Lang D J, Kopala L C, Vandorpe R A, Rui Q, Smith G N, Goghari V M, Honer W G
Molecular Psychiatry and Therapeutics Laboratory, Department of Psychiatry, Dalhousie University, Queen Elizabeth-II Health Sciences Centre, Halifax, Nova Scotia, Canada.
Am J Psychiatry. 2001 Apr;158(4):625-31. doi: 10.1176/appi.ajp.158.4.625.
The basal ganglia may contribute to extrapyramidal movement disorders, affective disturbances, and cognitive deficits in schizophrenia. Basal ganglia volumes are putatively affected by antipsychotic medications. The purpose of this study was to determine the long-term effects of risperidone treatment in a cohort of first-episode patients with schizophrenia.
The subjects were 30 patients with first-episode schizophrenia, 12 patients chronically treated with typical antipsychotics, and 23 healthy comparison subjects. They were scanned by magnetic resonance imaging at baseline. The first-episode patients received 1 year of continuous risperidone treatment, after which they and the comparison subjects were rescanned. Caudate, putamen, and globus pallidus volumes were determined from coronal images.
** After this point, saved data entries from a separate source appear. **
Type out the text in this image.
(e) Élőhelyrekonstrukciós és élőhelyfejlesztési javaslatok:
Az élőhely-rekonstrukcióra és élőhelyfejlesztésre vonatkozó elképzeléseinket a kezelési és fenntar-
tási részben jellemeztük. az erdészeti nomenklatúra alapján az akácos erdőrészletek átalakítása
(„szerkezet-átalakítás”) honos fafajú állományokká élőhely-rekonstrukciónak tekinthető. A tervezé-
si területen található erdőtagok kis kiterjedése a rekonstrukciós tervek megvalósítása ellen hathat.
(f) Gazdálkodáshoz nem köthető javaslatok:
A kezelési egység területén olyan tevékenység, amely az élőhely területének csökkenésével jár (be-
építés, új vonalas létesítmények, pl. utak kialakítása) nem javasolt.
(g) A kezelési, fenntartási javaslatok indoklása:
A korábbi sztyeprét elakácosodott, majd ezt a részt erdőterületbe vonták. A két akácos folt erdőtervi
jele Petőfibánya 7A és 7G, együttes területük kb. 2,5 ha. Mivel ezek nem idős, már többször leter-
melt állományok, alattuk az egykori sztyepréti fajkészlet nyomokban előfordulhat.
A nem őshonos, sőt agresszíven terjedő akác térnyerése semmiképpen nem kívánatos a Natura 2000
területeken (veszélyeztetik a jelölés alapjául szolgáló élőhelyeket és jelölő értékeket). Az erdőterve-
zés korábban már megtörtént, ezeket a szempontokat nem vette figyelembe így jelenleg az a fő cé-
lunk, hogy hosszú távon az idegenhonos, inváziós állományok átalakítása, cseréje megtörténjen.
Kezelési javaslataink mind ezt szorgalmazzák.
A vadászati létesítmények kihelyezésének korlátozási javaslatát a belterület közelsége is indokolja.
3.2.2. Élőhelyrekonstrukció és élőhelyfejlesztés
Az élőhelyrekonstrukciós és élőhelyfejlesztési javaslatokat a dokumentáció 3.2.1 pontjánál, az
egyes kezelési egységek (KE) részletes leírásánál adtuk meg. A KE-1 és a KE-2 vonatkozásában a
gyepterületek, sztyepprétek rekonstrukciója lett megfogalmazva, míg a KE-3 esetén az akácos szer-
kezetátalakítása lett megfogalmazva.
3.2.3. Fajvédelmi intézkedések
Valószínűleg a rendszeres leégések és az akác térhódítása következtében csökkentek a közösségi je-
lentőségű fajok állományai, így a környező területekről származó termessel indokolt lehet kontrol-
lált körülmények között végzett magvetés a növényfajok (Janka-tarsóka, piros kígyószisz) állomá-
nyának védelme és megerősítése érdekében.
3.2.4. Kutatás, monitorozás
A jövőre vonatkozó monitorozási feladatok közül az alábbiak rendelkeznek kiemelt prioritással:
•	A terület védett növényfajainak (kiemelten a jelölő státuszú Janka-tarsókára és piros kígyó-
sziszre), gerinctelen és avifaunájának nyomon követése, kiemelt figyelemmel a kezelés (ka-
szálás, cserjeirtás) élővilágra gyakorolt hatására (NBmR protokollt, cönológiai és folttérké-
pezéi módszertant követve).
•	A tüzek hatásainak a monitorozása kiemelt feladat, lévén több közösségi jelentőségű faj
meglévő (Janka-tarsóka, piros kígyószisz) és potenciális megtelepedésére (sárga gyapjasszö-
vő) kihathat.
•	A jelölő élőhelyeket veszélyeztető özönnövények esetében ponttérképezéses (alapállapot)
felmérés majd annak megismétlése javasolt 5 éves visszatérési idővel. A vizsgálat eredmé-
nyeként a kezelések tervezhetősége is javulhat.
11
The baseline caudate, putamen, and globus pallidus volumes were significantly larger in the chronically treated patients than in the untreated first-episode subjects and comparison subjects. These volumes did not differ between the first-episode patients and healthy comparison subjects. Basal ganglia volumes were unchanged after 1 year of exposure to risperidone in the first-episode subjects. Extrapyramidal movement disorders were present in the majority of chronically treated patients and more than one-third of the never-medicated first-episode patients at baseline.
This group of first-episode patients did not exhibit abnormalities of basal ganglia volumes, nor were basal ganglia volumes affected by exposure to risperidone. Movement disorders were observed in both first-episode and chronically treated patients, suggesting effects of both illness and medications.
基底神经节可能与精神分裂症的锥体外系运动障碍、情感障碍及认知缺陷有关。推测基底神经节体积受抗精神病药物影响。本研究旨在确定利培酮治疗对一组首发精神分裂症患者的长期影响。
研究对象包括30例首发精神分裂症患者、12例长期接受典型抗精神病药物治疗的患者及23名健康对照者。在基线时对他们进行磁共振成像扫描。首发患者接受为期1年的利培酮持续治疗,之后对他们及对照者再次进行扫描。从冠状位图像确定尾状核、壳核及苍白球的体积。
长期治疗患者的基线尾状核、壳核及苍白球体积显著大于未治疗的首发患者及对照者。首发患者与健康对照者的这些体积无差异。首发患者在接受1年利培酮治疗后基底神经节体积未发生变化。在基线时,大多数长期治疗患者及超过三分之一未接受过药物治疗的首发患者存在锥体外系运动障碍。
这组首发患者未表现出基底神经节体积异常,且基底神经节体积也未受利培酮治疗影响。首发患者及长期治疗患者均观察到运动障碍,提示疾病及药物均有影响。